With the economy on the upswing and with a shortage of homes available on the real estate market, it seems like new-home construction should be booming. While in some areas home prices are rising with homeowners getting above even what they are asking for, eventually when the prices become too high people will simply stop buying these homes.
To solve the problem of ballooning home prices, it would be logical to assume that new construction – which would add more inventory into the mix – would be a no brainer. Yet, with the influx of rising costs in the construction industry, contractors are struggling to build homes that people can afford to buy. This barrier is preventing the wave of new construction that one would expect under the current economic climate.
The rising costs of construction are a result of new building codes, land use, environmental laws and other rules which have upped regulatory costs by 29 percent from just five years ago. Increased costs are also due to a combination of factors including rising tariffs on building materials, the rising cost of the actual materials, and on a nationwide shortage of skilled workers.

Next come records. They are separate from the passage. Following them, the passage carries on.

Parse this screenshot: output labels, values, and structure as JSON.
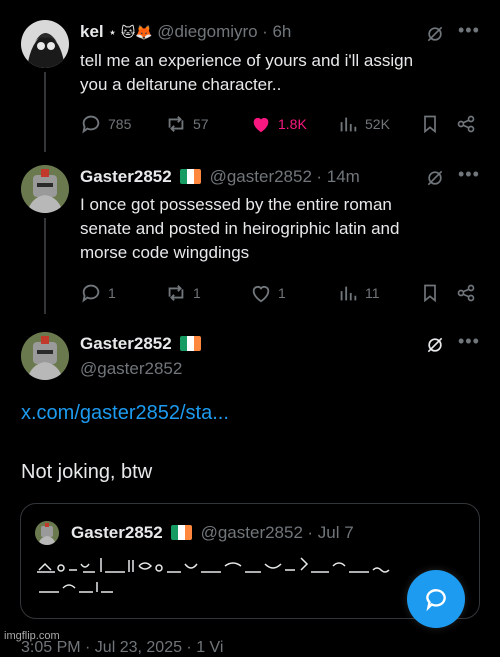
{
  "tweet1": {
    "name": "kel",
    "name_emojis": "⋆ 🐱🦊",
    "handle": "@diegomiyro",
    "time": "· 6h",
    "text_line1": "tell me an experience of yours and i'll assign",
    "text_line2": "you a deltarune character..",
    "replies": "785",
    "reposts": "57",
    "likes": "1.8K",
    "views": "52K"
  },
  "tweet2": {
    "name": "Gaster2852",
    "handle": "@gaster2852",
    "time": "· 14m",
    "text_line1": "I once got possessed by the entire roman",
    "text_line2": "senate and posted in heirogriphic latin and",
    "text_line3": "morse code wingdings",
    "replies": "1",
    "reposts": "1",
    "likes": "1",
    "views": "11"
  },
  "tweet3": {
    "name": "Gaster2852",
    "handle": "@gaster2852",
    "link": "x.com/gaster2852/sta...",
    "text": "Not joking, btw",
    "quote": {
      "name": "Gaster2852",
      "handle": "@gaster2852",
      "time": "· Jul 7"
    },
    "footer_partial": "3:05 PM · Jul 23, 2025 · 1 Vi"
  },
  "watermark": "imgflip.com",
  "colors": {
    "accent": "#1d9bf0",
    "like": "#f91880",
    "muted": "#71767b"
  },
  "icons": [
    "reply-icon",
    "repost-icon",
    "like-icon",
    "views-icon",
    "bookmark-icon",
    "share-icon",
    "grok-icon",
    "more-icon",
    "chat-icon"
  ]
}
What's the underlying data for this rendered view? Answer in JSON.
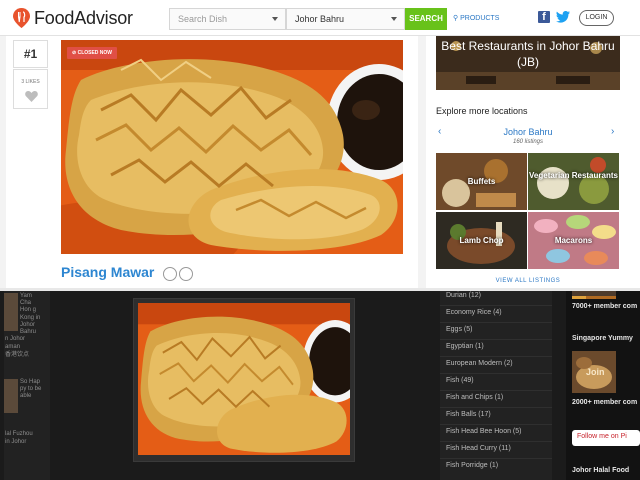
{
  "header": {
    "logo": "FoodAdvisor",
    "search_placeholder": "Search Dish",
    "location": "Johor Bahru",
    "search_button": "SEARCH",
    "products_link": "PRODUCTS",
    "login_button": "LOGIN"
  },
  "dish": {
    "rank": "#1",
    "likes": "3 LIKES",
    "status": "⊘ CLOSED NOW",
    "name": "Pisang Mawar"
  },
  "sidebar": {
    "banner": "Best Restaurants in Johor Bahru (JB)",
    "explore_heading": "Explore more locations",
    "location_name": "Johor Bahru",
    "location_listings": "160 listings",
    "tiles": [
      {
        "label": "Buffets"
      },
      {
        "label": "Vegetarian Restaurants"
      },
      {
        "label": "Lamb Chop"
      },
      {
        "label": "Macarons"
      }
    ],
    "view_all": "VIEW ALL LISTINGS"
  },
  "bottom": {
    "left_items": [
      {
        "text": "Yam Cha Hon g Kong in Johor Bahru"
      },
      {
        "text": "So Hap py to be able"
      }
    ],
    "left_captions": [
      "n Johor",
      "aman",
      "香港饮点",
      "lal Fuzhou",
      "in Johor"
    ],
    "categories": [
      "Durian (12)",
      "Economy Rice (4)",
      "Eggs (5)",
      "Egyptian (1)",
      "European Modern (2)",
      "Fish (49)",
      "Fish and Chips (1)",
      "Fish Balls (17)",
      "Fish Head Bee Hoon (5)",
      "Fish Head Curry (11)",
      "Fish Porridge (1)"
    ],
    "right": {
      "members_top": "7000+ member com",
      "group_name": "Singapore Yummy",
      "thumb_label": "Join",
      "members_bottom": "2000+ member com",
      "follow": "Follow me on Pi",
      "footer": "Johor Halal Food"
    }
  }
}
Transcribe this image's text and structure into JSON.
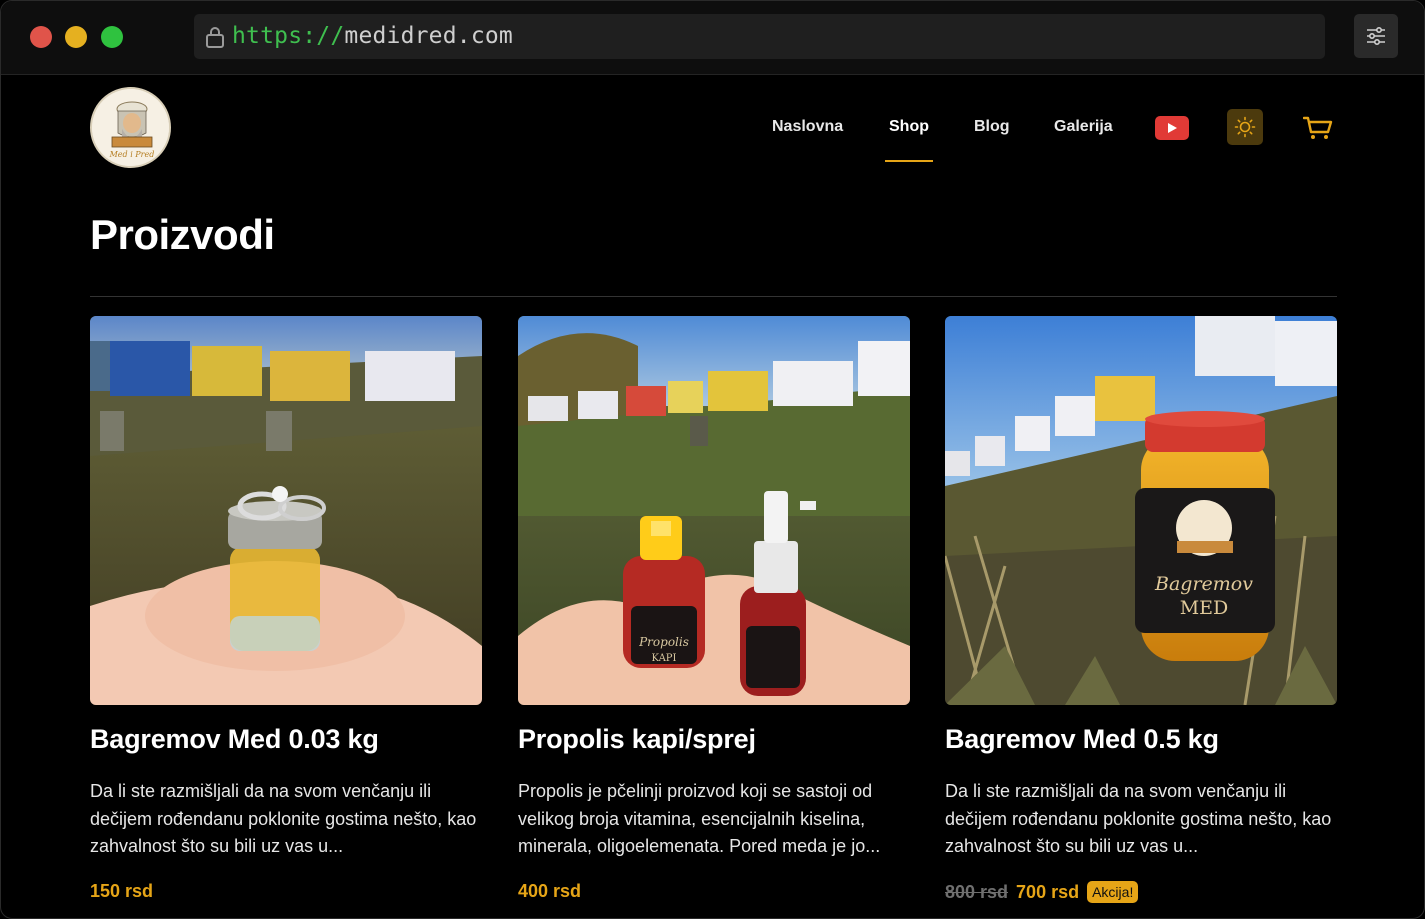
{
  "browser": {
    "url_scheme": "https://",
    "url_host": "medidred.com"
  },
  "header": {
    "logo_text": "Med i Pred",
    "nav": [
      {
        "label": "Naslovna",
        "active": false
      },
      {
        "label": "Shop",
        "active": true
      },
      {
        "label": "Blog",
        "active": false
      },
      {
        "label": "Galerija",
        "active": false
      }
    ],
    "icons": [
      "youtube-icon",
      "sun-icon",
      "cart-icon"
    ],
    "accent_color": "#e6a517"
  },
  "page": {
    "title": "Proizvodi"
  },
  "products": [
    {
      "title": "Bagremov Med 0.03 kg",
      "description": "Da li ste razmišljali da na svom venčanju ili dečijem rođendanu poklonite gostima nešto, kao zahvalnost što su bili uz vas u...",
      "price": "150 rsd",
      "old_price": "",
      "badge": ""
    },
    {
      "title": "Propolis kapi/sprej",
      "description": "Propolis je pčelinji proizvod koji se sastoji od velikog broja vitamina, esencijalnih kiselina, minerala, oligoelemenata. Pored meda je jo...",
      "price": "400 rsd",
      "old_price": "",
      "badge": ""
    },
    {
      "title": "Bagremov Med 0.5 kg",
      "description": "Da li ste razmišljali da na svom venčanju ili dečijem rođendanu poklonite gostima nešto, kao zahvalnost što su bili uz vas u...",
      "price": "700 rsd",
      "old_price": "800 rsd",
      "badge": "Akcija!"
    }
  ],
  "labels_on_images": {
    "propolis_label_1": "Propolis",
    "propolis_label_2": "KAPI",
    "jar_label_1": "Bagremov",
    "jar_label_2": "MED"
  }
}
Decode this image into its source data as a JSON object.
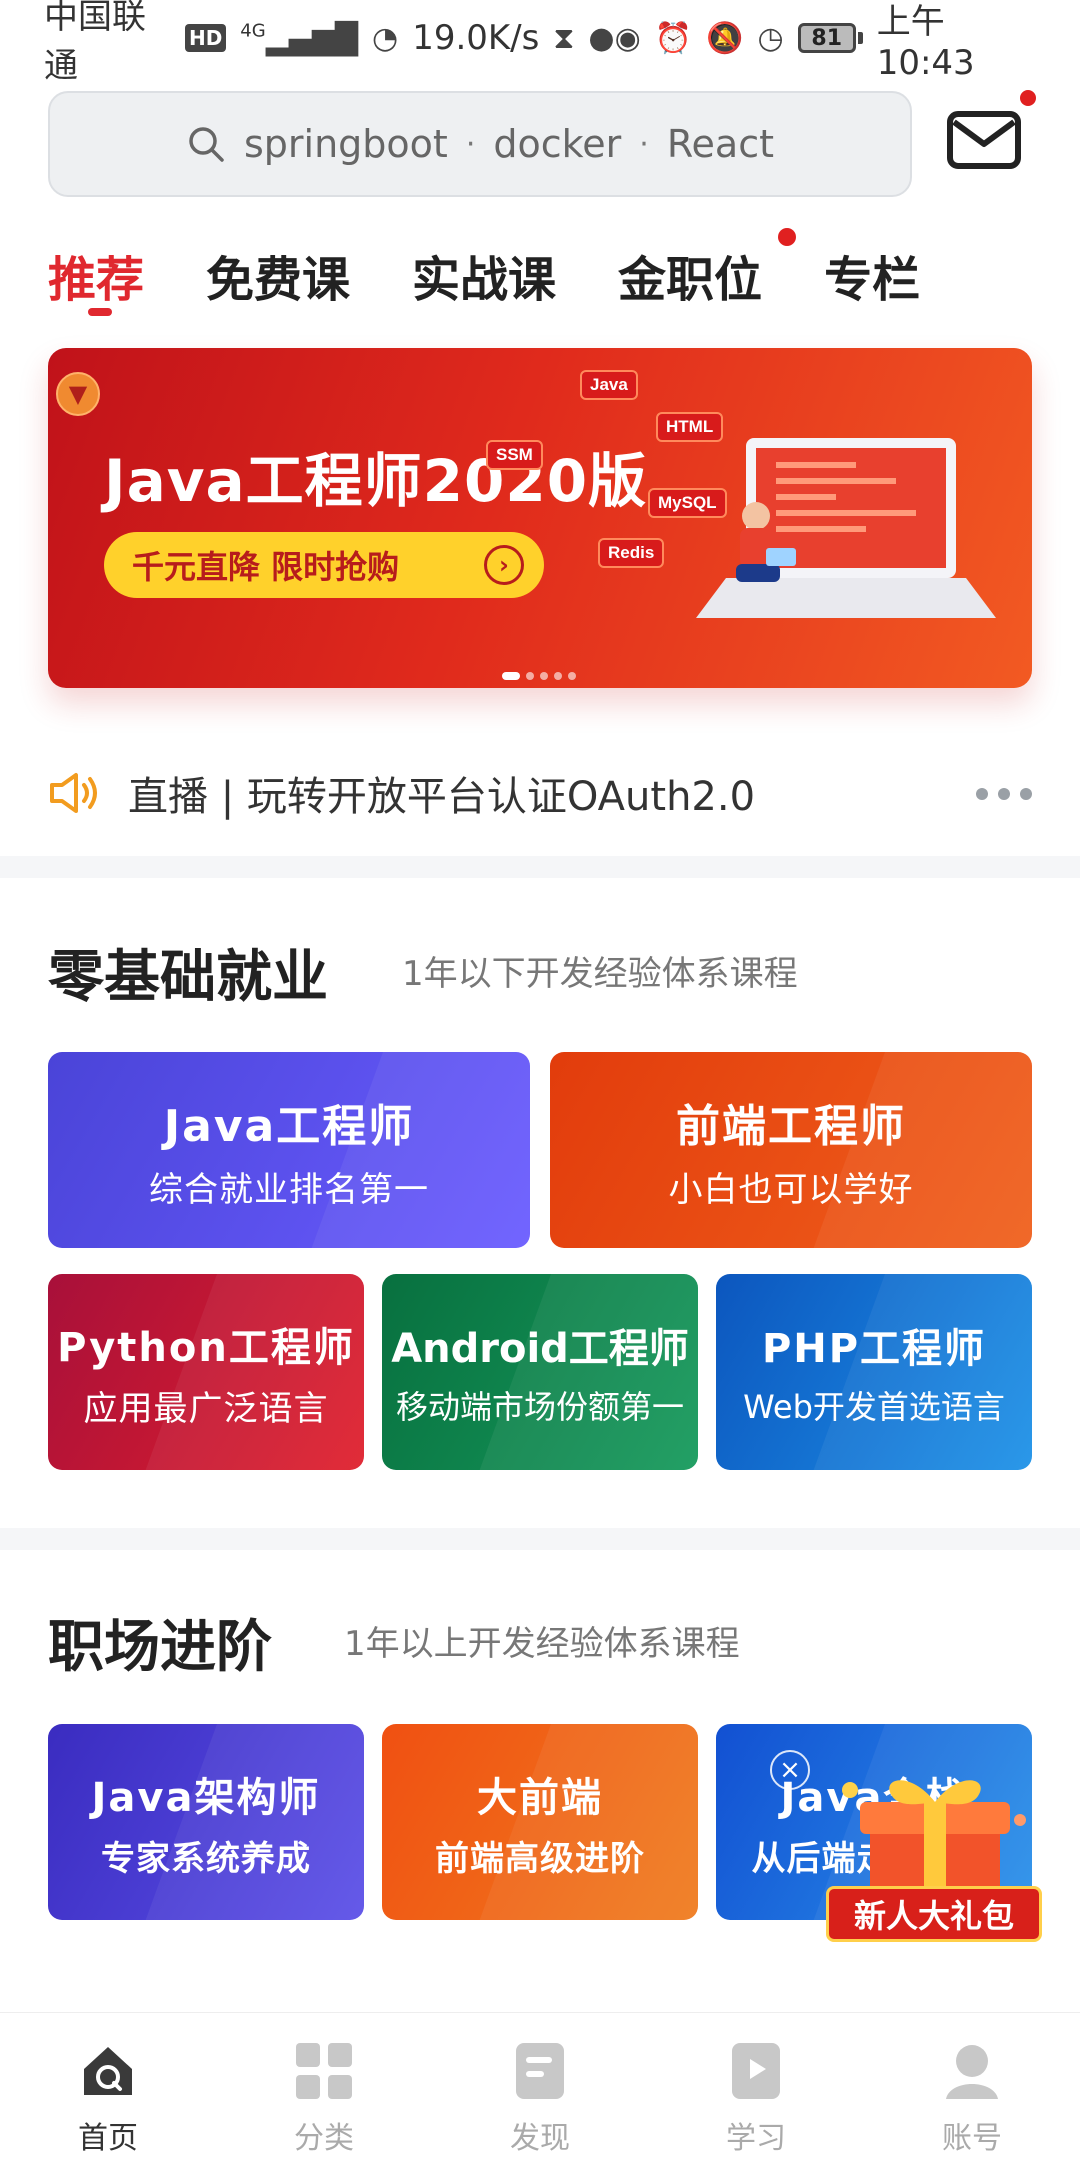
{
  "status_bar": {
    "carrier": "中国联通",
    "hd": "HD",
    "network": "4G",
    "speed": "19.0K/s",
    "battery": "81",
    "time": "上午10:43"
  },
  "search": {
    "keywords": [
      "springboot",
      "docker",
      "React"
    ]
  },
  "tabs": [
    {
      "label": "推荐",
      "active": true
    },
    {
      "label": "免费课"
    },
    {
      "label": "实战课"
    },
    {
      "label": "金职位",
      "badge_dot": true
    },
    {
      "label": "专栏"
    }
  ],
  "banner": {
    "title": "Java工程师2020版",
    "cta": "千元直降 限时抢购",
    "tags": [
      "Java",
      "HTML",
      "SSM",
      "MySQL",
      "Redis"
    ],
    "slide_count": 5,
    "active_slide": 1
  },
  "notice": {
    "text": "直播 | 玩转开放平台认证OAuth2.0"
  },
  "section1": {
    "title": "零基础就业",
    "subtitle": "1年以下开发经验体系课程",
    "cards": [
      {
        "title": "Java工程师",
        "subtitle": "综合就业排名第一",
        "colors": [
          "#4f46e5",
          "#6b5cff"
        ]
      },
      {
        "title": "前端工程师",
        "subtitle": "小白也可以学好",
        "colors": [
          "#e8420e",
          "#f0591a"
        ]
      },
      {
        "title": "Python工程师",
        "subtitle": "应用最广泛语言",
        "colors": [
          "#b5123c",
          "#e01f2c"
        ]
      },
      {
        "title": "Android工程师",
        "subtitle": "移动端市场份额第一",
        "colors": [
          "#0b7a4a",
          "#14975a"
        ]
      },
      {
        "title": "PHP工程师",
        "subtitle": "Web开发首选语言",
        "colors": [
          "#0f5fc4",
          "#1c8fe6"
        ]
      }
    ]
  },
  "section2": {
    "title": "职场进阶",
    "subtitle": "1年以上开发经验体系课程",
    "cards": [
      {
        "title": "Java架构师",
        "subtitle": "专家系统养成",
        "colors": [
          "#3f32c8",
          "#5b4ee6"
        ]
      },
      {
        "title": "大前端",
        "subtitle": "前端高级进阶",
        "colors": [
          "#f15a14",
          "#f07a1c"
        ]
      },
      {
        "title": "Java全栈",
        "subtitle": "从后端走向全栈",
        "colors": [
          "#1456d6",
          "#2c8ee8"
        ]
      }
    ]
  },
  "gift": {
    "label": "新人大礼包"
  },
  "bottom_nav": [
    {
      "label": "首页",
      "icon": "home-icon",
      "active": true
    },
    {
      "label": "分类",
      "icon": "category-icon"
    },
    {
      "label": "发现",
      "icon": "discover-icon"
    },
    {
      "label": "学习",
      "icon": "study-icon"
    },
    {
      "label": "账号",
      "icon": "account-icon"
    }
  ]
}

According to Block-Lite, a full-service block producer which provides fine masonry products to the construction industry, building material prices rose nearly 9% from May 2017 to May 2018, which is the largest annual increase in seven years. This spike transpired despite an only 4.2% increase in the price of construction for the same period. Construction-related materials that saw a price increase included aluminum mill shapes (17.3%), lumber and plywood (13.9%), copper and brass mill shapes (13.8%), steel mill products (10.5%), diesel fuel (44.5%), asphalt felts and coatings (8.9%), ready-mixed concrete (6.5%) and paving mixtures and blocks (5.2%).
These statistics, provided by an analysis of the U.S. Department of Labor’s producer price indexes, does not even reflect the increased tariff fees, which are significantly driving up prices and consequently stressing the industry.
As a result of the rising costs many new construction projects have been delayed, cancelled or even left unfinished. Currently, suppliers, contractors and prospective home buyers are all existing in an atmosphere of uncertainty, in limbo waiting to see what will happen. In the meantime, construction delays and overrun budgets are the norm.